Vom Fund einer Balanocrinus-Krone am Thorncombe Beacon


Abstract

In April 2011 I went on a trip to Dorset. I visited most of the well known Lower Jurassic cliffs, including the Thorncombe Beacon near Eype. There my parents, who accompanied me, discovered a large block containing some sea lily stems . Nothing incredibly exciting, but it was definitely worth taking a photo of it. In the course of the day we found some well-preserved ammonites – so it was a good hunting trip. In the evening we took a look at our photos of the day on the laptop and I discovered a little part of a crinoid crown on the photograph.
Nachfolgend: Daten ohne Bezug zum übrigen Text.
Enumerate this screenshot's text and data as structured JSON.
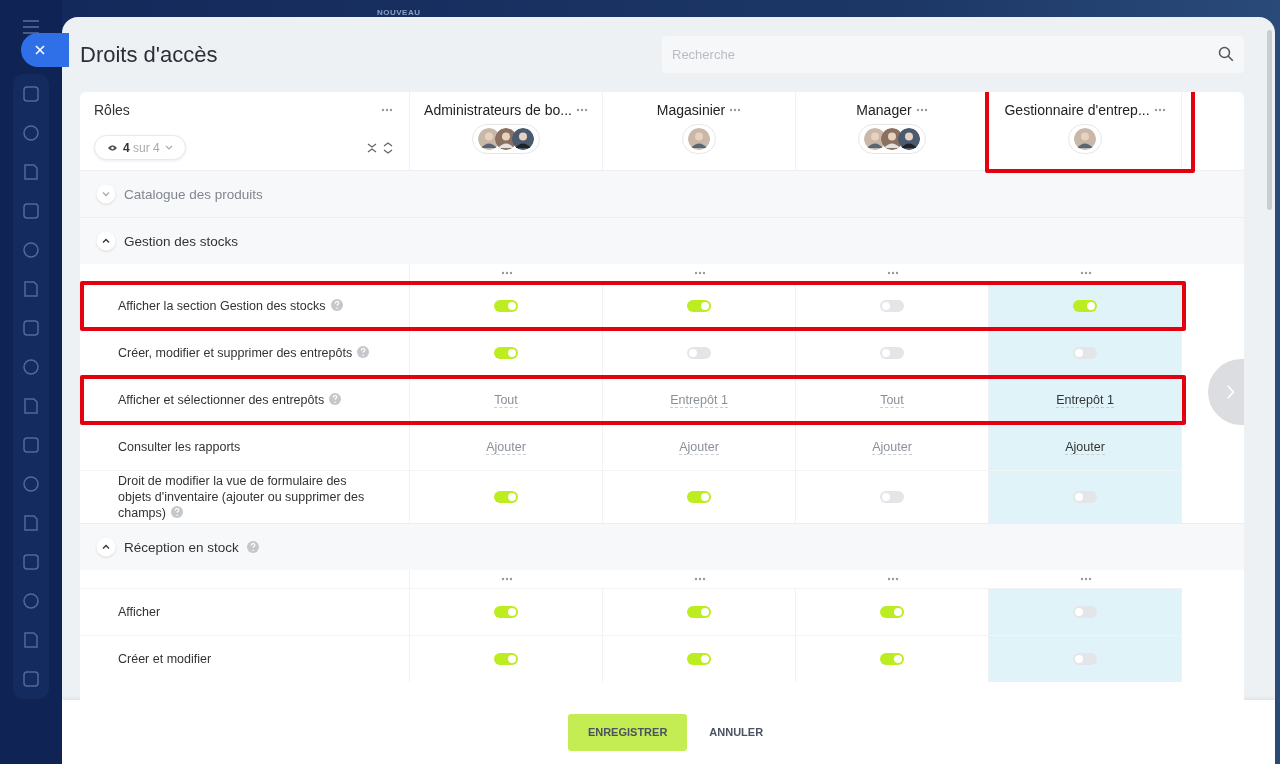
{
  "top_label": "NOUVEAU",
  "title": "Droits d'accès",
  "search": {
    "placeholder": "Recherche"
  },
  "roles_header": {
    "label": "Rôles",
    "filter": "**4** sur 4"
  },
  "columns": [
    {
      "name": "Administrateurs de bo...",
      "selected": false,
      "highlighted": false
    },
    {
      "name": "Magasinier",
      "selected": false,
      "highlighted": false
    },
    {
      "name": "Manager",
      "selected": false,
      "highlighted": false
    },
    {
      "name": "Gestionnaire d'entrep...",
      "selected": true,
      "highlighted": true
    }
  ],
  "sections": [
    {
      "title": "Catalogue des produits",
      "expanded": false,
      "help": false
    },
    {
      "title": "Gestion des stocks",
      "expanded": true,
      "help": false,
      "rows": [
        {
          "label": "Afficher la section Gestion des stocks",
          "help": true,
          "highlighted": true,
          "cells": [
            {
              "kind": "toggle",
              "on": true
            },
            {
              "kind": "toggle",
              "on": true
            },
            {
              "kind": "toggle",
              "on": false
            },
            {
              "kind": "toggle",
              "on": true
            }
          ]
        },
        {
          "label": "Créer, modifier et supprimer des entrepôts",
          "help": true,
          "highlighted": false,
          "cells": [
            {
              "kind": "toggle",
              "on": true
            },
            {
              "kind": "toggle",
              "on": false
            },
            {
              "kind": "toggle",
              "on": false
            },
            {
              "kind": "toggle",
              "on": false
            }
          ]
        },
        {
          "label": "Afficher et sélectionner des entrepôts",
          "help": true,
          "highlighted": true,
          "cells": [
            {
              "kind": "link",
              "text": "Tout"
            },
            {
              "kind": "link",
              "text": "Entrepôt 1"
            },
            {
              "kind": "link",
              "text": "Tout"
            },
            {
              "kind": "link",
              "text": "Entrepôt 1"
            }
          ]
        },
        {
          "label": "Consulter les rapports",
          "help": false,
          "highlighted": false,
          "cells": [
            {
              "kind": "link",
              "text": "Ajouter"
            },
            {
              "kind": "link",
              "text": "Ajouter"
            },
            {
              "kind": "link",
              "text": "Ajouter"
            },
            {
              "kind": "link",
              "text": "Ajouter"
            }
          ]
        },
        {
          "label": "Droit de modifier la vue de formulaire des objets d'inventaire (ajouter ou supprimer des champs)",
          "help": true,
          "highlighted": false,
          "cells": [
            {
              "kind": "toggle",
              "on": true
            },
            {
              "kind": "toggle",
              "on": true
            },
            {
              "kind": "toggle",
              "on": false
            },
            {
              "kind": "toggle",
              "on": false
            }
          ]
        }
      ]
    },
    {
      "title": "Réception en stock",
      "expanded": true,
      "help": true,
      "rows": [
        {
          "label": "Afficher",
          "help": false,
          "highlighted": false,
          "cells": [
            {
              "kind": "toggle",
              "on": true
            },
            {
              "kind": "toggle",
              "on": true
            },
            {
              "kind": "toggle",
              "on": true
            },
            {
              "kind": "toggle",
              "on": false
            }
          ]
        },
        {
          "label": "Créer et modifier",
          "help": false,
          "highlighted": false,
          "cells": [
            {
              "kind": "toggle",
              "on": true
            },
            {
              "kind": "toggle",
              "on": true
            },
            {
              "kind": "toggle",
              "on": true
            },
            {
              "kind": "toggle",
              "on": false
            }
          ]
        }
      ]
    }
  ],
  "footer": {
    "save": "ENREGISTRER",
    "cancel": "ANNULER"
  }
}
So we had to go back to Thorncombe Beacon in order to recover the crinoid. I relocated the crinoid block and employing hammer and chisel it was easy to extract the crinoid. Using the sandblast in rotation with the pneumatic stylus, I prepared the crinoid crown. It´s length is about 45 mm and it is identified as a Balanocrinus cf. gracilis. With the help of Amaltheus parts in the same block the find can be stratigraphically classified as belonging to the zone of Amaltheus margaritatus (Upper Pliensbachian).


Die Fundstelle

Der Thorncombe Beacon ist eines der Kliffs im Unteren Jura der südenglischen "Jurassic Coast". Er ist weniger bekannt als die Fundstellen bei Charmouth und Lyme Regis, bietet aber ebenso gute Fundmöglichkeiten. Die Schichten an der südenglischen Küste verjüngen sich von West nach Ost. Der Thorncombe Beacon liegt einige Kilometer östlich der maßgeblichen anderen Unterjura-Fundstellen und erschließt entsprechend ein jüngeres Schichtspektrum. Der größte Teil des Kliffs wird aus einer Wechselfolge von tonigen und sandigen Schichten des Oberen Pliensbachiums (Margaritatus-Zone) gebildet. Am Fuß finden wir den tonig ausgebildeten  "Eype Clay", der Geoden mit überwiegend kleinen Amaltheen enthält. In den darüber liegenden Thorncombe Sands gibt es eine Lage mit Schlangensternen (ich fand zwei Belegexemplare!) und den sog. "Margaritatus Stone", der vor allem wunderschöne kalzitische Amaltheen enthält. Die nach oben anschließenden Thorncombe Sands enthalten kaum sammelwürdige Fossilien. Die Schichtfolge von der Apyrenum-Subzone des Oberen Pliensbachiums bis zur Striatulum Subzone des Toarciums ist auf rund einen Meter kondensiert und enthält eine dementsprechende Vielzahl verschiedener Fossilien, deren Erhaltung jedoch durchwachsen ist. Weiter oben folgen Ablagerungen des zur Levesquei Subzone gehörigen Down Cliff Clay und der Bridport Sands, die den Übergang vom Unteren zum Mittleren Jura beinhalten.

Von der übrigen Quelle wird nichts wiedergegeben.